Les robots intelligents peuvent également être mieux adaptés pour culture de plusieurs cultures dans le même champ, une pratique agricole durable qui favorise la santé des sols et réduit les parasites, mais qui est coûteuse et inefficace avec les technologies actuelles.
Mais la mise en œuvre de robots capables de faire ces tâches présente des défis.

Pour faire ce que nous voulons et protéger l'environnement en même temps, les robots doivent être encore plus intelligents que la génération actuelle. Ce qui signifie qu'il en coûtera plus d'argent pour les concevoir.
Non seulement cela : la construction et l'entretien de ces machines nécessitent également des ressources qui drainent l'environnement. Je pense à l'extraction de minéraux comme le cuivre et le lithium pour les construire, à l'énergie pour les systèmes intelligents et à de nouvelles façons de se débarrasser des robots, car ils auront probablement une durée de vie limitée.

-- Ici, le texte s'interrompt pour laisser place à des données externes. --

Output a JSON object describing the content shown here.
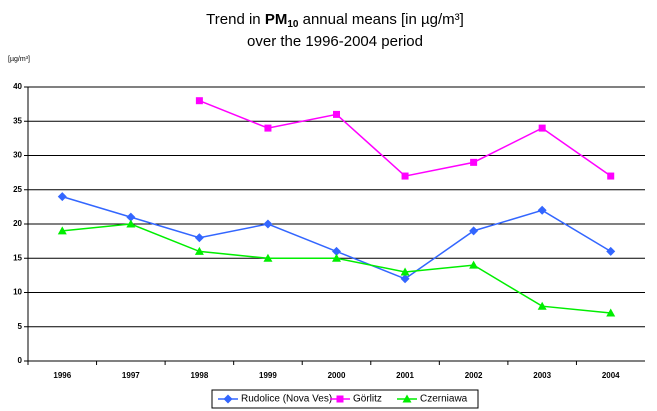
{
  "chart_data": {
    "type": "line",
    "title": [
      "Trend in",
      "PM",
      "10",
      "annual means [in µg/m³]"
    ],
    "subtitle": "over the 1996-2004 period",
    "y_label": "[µg/m³]",
    "categories": [
      "1996",
      "1997",
      "1998",
      "1999",
      "2000",
      "2001",
      "2002",
      "2003",
      "2004"
    ],
    "series": [
      {
        "name": "Rudolice (Nova Ves)",
        "color": "#3366ff",
        "marker": "diamond",
        "values": [
          24,
          21,
          18,
          20,
          16,
          12,
          19,
          22,
          16
        ]
      },
      {
        "name": "Görlitz",
        "color": "#ff00ff",
        "marker": "square",
        "values": [
          null,
          null,
          38,
          34,
          36,
          27,
          29,
          34,
          27
        ]
      },
      {
        "name": "Czerniawa",
        "color": "#00ee00",
        "marker": "triangle",
        "values": [
          19,
          20,
          16,
          15,
          15,
          13,
          14,
          8,
          7
        ]
      }
    ],
    "ylim": [
      0,
      40
    ],
    "yticks": [
      0,
      5,
      10,
      15,
      20,
      25,
      30,
      35,
      40
    ],
    "grid": true,
    "legend": "bottom"
  }
}
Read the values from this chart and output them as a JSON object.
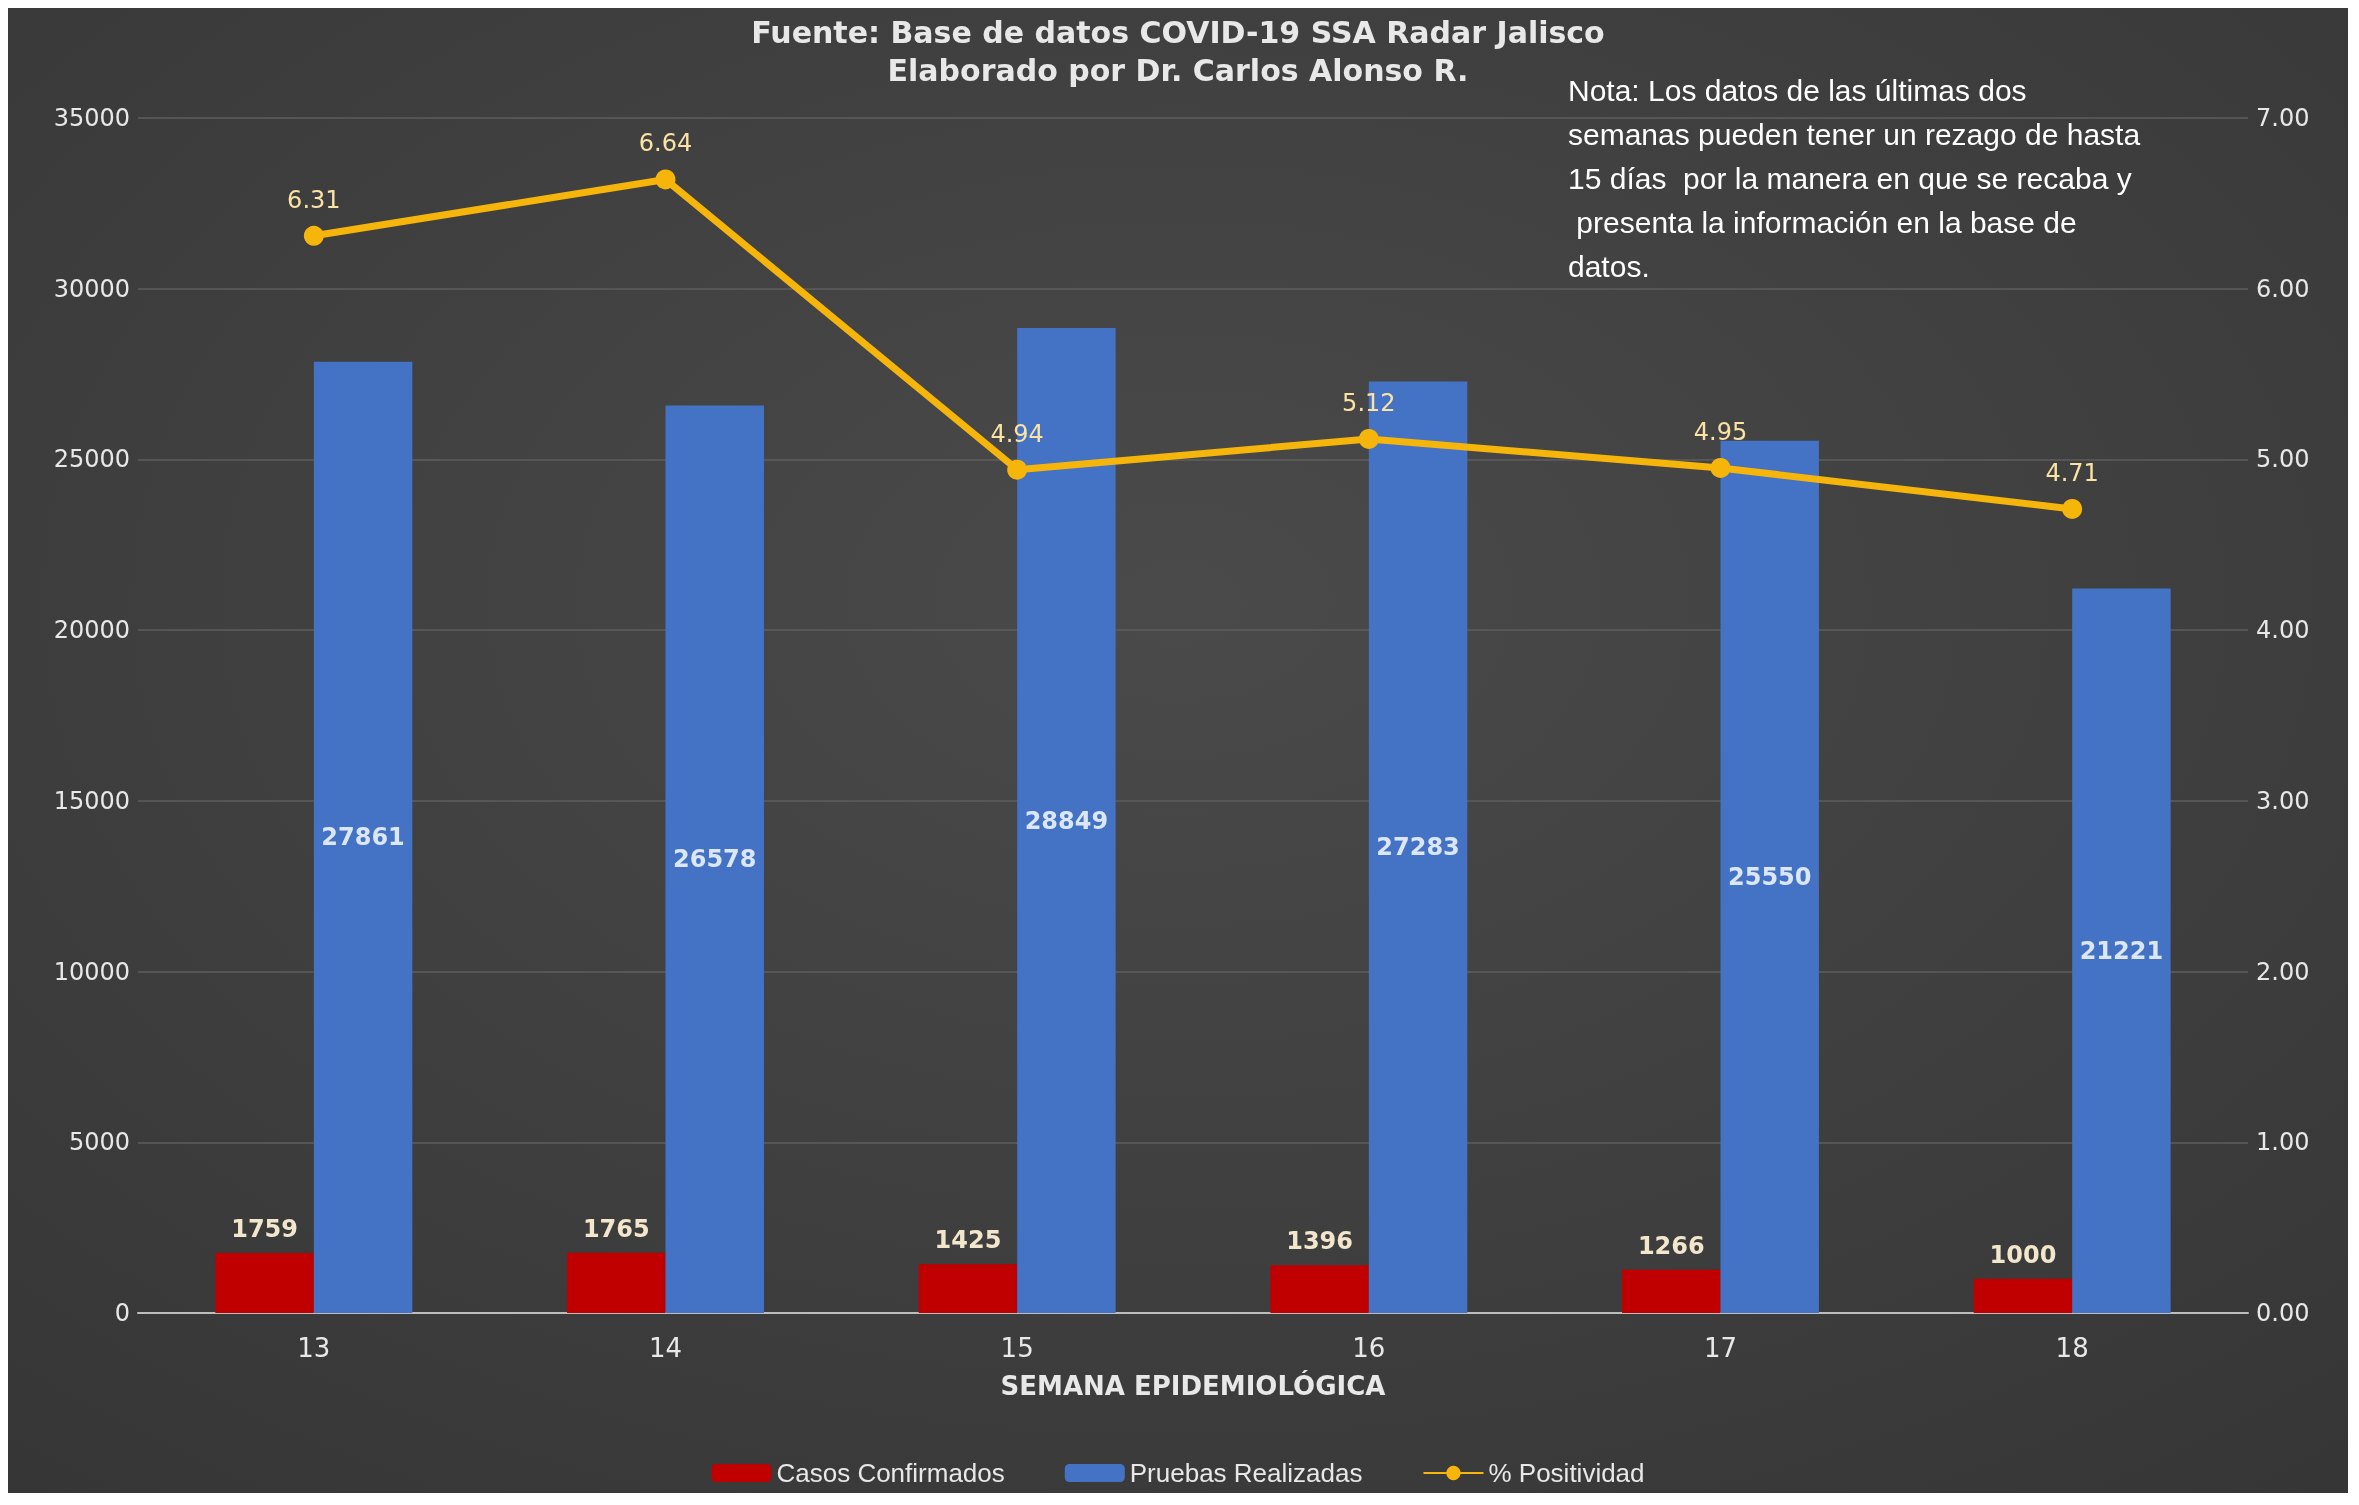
{
  "chart_data": {
    "type": "bar",
    "title": "Fuente: Base de datos COVID-19 SSA Radar Jalisco",
    "subtitle": "Elaborado por Dr. Carlos Alonso R.",
    "xlabel": "SEMANA EPIDEMIOLÓGICA",
    "annotations": [
      "Nota: Los datos de las últimas dos semanas pueden tener un rezago de hasta 15 días  por la manera en que se recaba y presenta la información en la base de datos."
    ],
    "categories": [
      "13",
      "14",
      "15",
      "16",
      "17",
      "18"
    ],
    "series": [
      {
        "name": "Casos Confirmados",
        "color": "#c00000",
        "values": [
          1759,
          1765,
          1425,
          1396,
          1266,
          1000
        ]
      },
      {
        "name": "Pruebas Realizadas",
        "color": "#4472c4",
        "values": [
          27861,
          26578,
          28849,
          27283,
          25550,
          21221
        ]
      },
      {
        "name": "% Positividad",
        "type": "line",
        "axis": "y2",
        "color": "#f5b50a",
        "values": [
          6.31,
          6.64,
          4.94,
          5.12,
          4.95,
          4.71
        ]
      }
    ],
    "ylim": [
      0,
      35000
    ],
    "yticks": [
      0,
      5000,
      10000,
      15000,
      20000,
      25000,
      30000,
      35000
    ],
    "y2lim": [
      0,
      7
    ],
    "y2ticks": [
      {
        "value": 0,
        "label": "0.00"
      },
      {
        "value": 1,
        "label": "1.00"
      },
      {
        "value": 2,
        "label": "2.00"
      },
      {
        "value": 3,
        "label": "3.00"
      },
      {
        "value": 4,
        "label": "4.00"
      },
      {
        "value": 5,
        "label": "5.00"
      },
      {
        "value": 6,
        "label": "6.00"
      },
      {
        "value": 7,
        "label": "7.00"
      }
    ],
    "grid": "y",
    "legend": "bottom",
    "marker": "circle",
    "line_style": "solid",
    "data_labels": true
  }
}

Plus important encore, la vision de Daum d'une utopie écologique pourrait s'avérer être une dystopie pour les travailleurs humains.
Dans le meilleur des cas, l'innovation robotique n'est peut-être tout simplement pas nécessaire, car les experts disent que les petites exploitations agricoles avec une main-d'œuvre humaine abondante peuvent être à la fois très productives et riches en biodiversité.
Au pire, l'agriculture 4.0 pourrait exacerber les problèmes socio-économiques déjà présents dans l'agriculture et les industries liées à la technologie aujourd'hui.
La narration qui aide la science
Je trouve l'article de Daum très intéressant (c'est compris ?) et un peu inhabituel pour une revue académique. Utilisez la narration de science-fiction comme un outil pour explorer les limites de ce qui est possible.
Plusieurs de ses collègues ont apprécié cette approche pour engager le public dans une conversation sur ce que l'avenir peut être.
Pouvons-nous atteindre ce futur de l'écologie utopique ? Pour moi oui.
Certains des éléments de sa vision utopique sont possibles, même pour les fermes industrialisées qui nécessiteraient d'énormes robots pour maintenir des rendements élevés. Le plus important est que nous prêtions attention aux technologies et aux politiques agricoles maintenant, sinon nous nous retrouverons dans l'autre scénario, le mauvais.